President Obama on Friday pointed to improving job numbers as proof that his economic policies are taking hold, while contending that the new healthcare law is a moral response to the large number of uninsured Americans.

In his second trip in as many days, the president spoke at a company that received more than $49 million in stimulus funds; it was a forum designed to showcase his role in an employment picture that is looking more hopeful.

The government reported Friday that the United States gained 162,000 jobs in March. Although unemployment remains at 9.7%, the president spoke of a “harrowing” economic ordeal as a thing of the past.

He told employees at Celgard Co., a maker of supplies for lithium batteries, that “what we can see here, at this plant, is that the worst of the storm is over -- that brighter days are still ahead.”

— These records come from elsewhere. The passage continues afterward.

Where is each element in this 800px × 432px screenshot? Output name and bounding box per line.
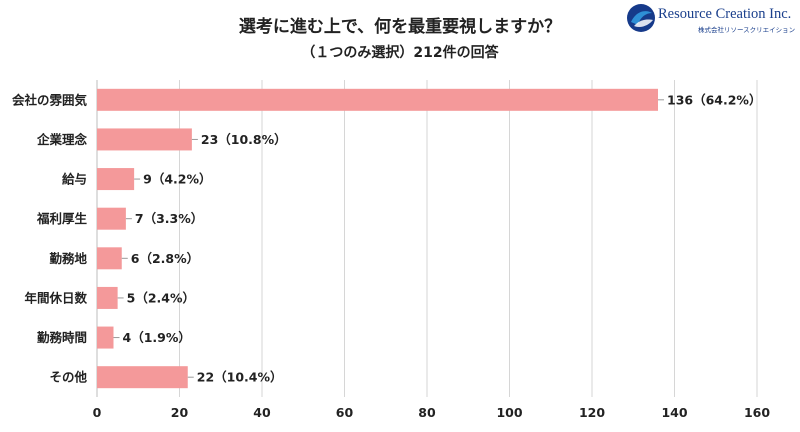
x-tick-label: 100 (496, 405, 522, 420)
data-label: 136（64.2%） (667, 92, 761, 107)
logo-subtitle: 株式会社リソースクリエイション (698, 26, 796, 34)
x-tick-label: 80 (418, 405, 436, 420)
data-label: 9（4.2%） (143, 172, 211, 187)
bar (97, 88, 658, 111)
x-tick-label: 40 (253, 405, 271, 420)
chart-title: 選考に進む上で、何を最重要視しますか？ (238, 17, 562, 37)
chart-subtitle: （１つのみ選択）212件の回答 (301, 45, 499, 61)
data-label: 23（10.8%） (201, 132, 287, 147)
category-label: 会社の雰囲気 (12, 92, 88, 107)
company-logo: Resource Creation Inc. 株式会社リソースクリエイション (624, 2, 800, 38)
x-tick-label: 0 (93, 405, 102, 420)
data-label: 4（1.9%） (123, 330, 191, 345)
bar (97, 128, 192, 151)
category-label: 給与 (62, 172, 87, 187)
bar (97, 366, 188, 389)
x-tick-label: 20 (171, 405, 189, 420)
category-label: その他 (49, 370, 87, 385)
bar (97, 326, 114, 349)
category-label: 勤務時間 (37, 330, 87, 345)
logo-mark-icon (627, 4, 655, 32)
category-label: 年間休日数 (24, 290, 87, 305)
category-label: 企業理念 (36, 132, 88, 147)
bar (97, 286, 118, 309)
x-tick-label: 120 (579, 405, 605, 420)
x-tick-label: 60 (336, 405, 354, 420)
data-label: 22（10.4%） (197, 370, 283, 385)
x-tick-label: 140 (661, 405, 687, 420)
logo-name: Resource Creation Inc. (658, 6, 792, 22)
data-label: 7（3.3%） (135, 211, 203, 226)
bar (97, 247, 122, 270)
data-label: 5（2.4%） (127, 290, 195, 305)
bar (97, 207, 126, 230)
category-label: 勤務地 (49, 251, 87, 266)
category-label: 福利厚生 (36, 211, 88, 226)
x-tick-label: 160 (744, 405, 770, 420)
bar (97, 168, 135, 191)
data-label: 6（2.8%） (131, 251, 199, 266)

“Today is an encouraging day,” he added. “We learned that the economy actually produced a substantial number of jobs instead of losing a substantial number of jobs. We are beginning to turn the corner.”

Since signing his healthcare bill into law on March 23, Obama has been dropping into politically important swing states as much to explain and defend old policies as to sell new ones. On Thursday, Obama flew to Portland, Maine, to tout his healthcare package.

White House aides concede they have a fair amount of work to do. Polls show Americans remain deeply skeptical that the $787-billion stimulus package created any new jobs. In a Gallup poll last week, 50% said they believed the new healthcare law was a “bad thing,” compared with 47% who believed it to be a “good thing.”

By making the trips -- and more are coming -- Obama hopes to sway public opinion and improve the climate for anxious Democrats up for reelection this fall.

It’s no small task. He received a polite reception at the company, as workers listened stoically to a speech that lacked the emotional lift of recent campaign-style appearances.

Joyce Reavis of Charlotte asked him about provisions that would raise taxes. Obama gave a long answer in which he suggested that the U.S., as the only advanced country that allowed millions of its citizens to go without health insurance, had a “moral imperative” to remedy the matter.

After the speech, a reporter asked Reavis if Obama’s answer was convincing.

“No, it wasn’t,” she said. “I believe there are other ways to go that we can pursue. I don’t like the way [healthcare] was pushed in under the table and we weren’t aware of it.”

A mix of protesters and supporters greeted Obama as he traveled back to the airport.

Some waved signs that said, “Thank You,” while protesters displayed signs reading “Stop Spending,” and “No to Socialism.” One sign said simply, “Nov. 2" -- a reference to the midterm elections.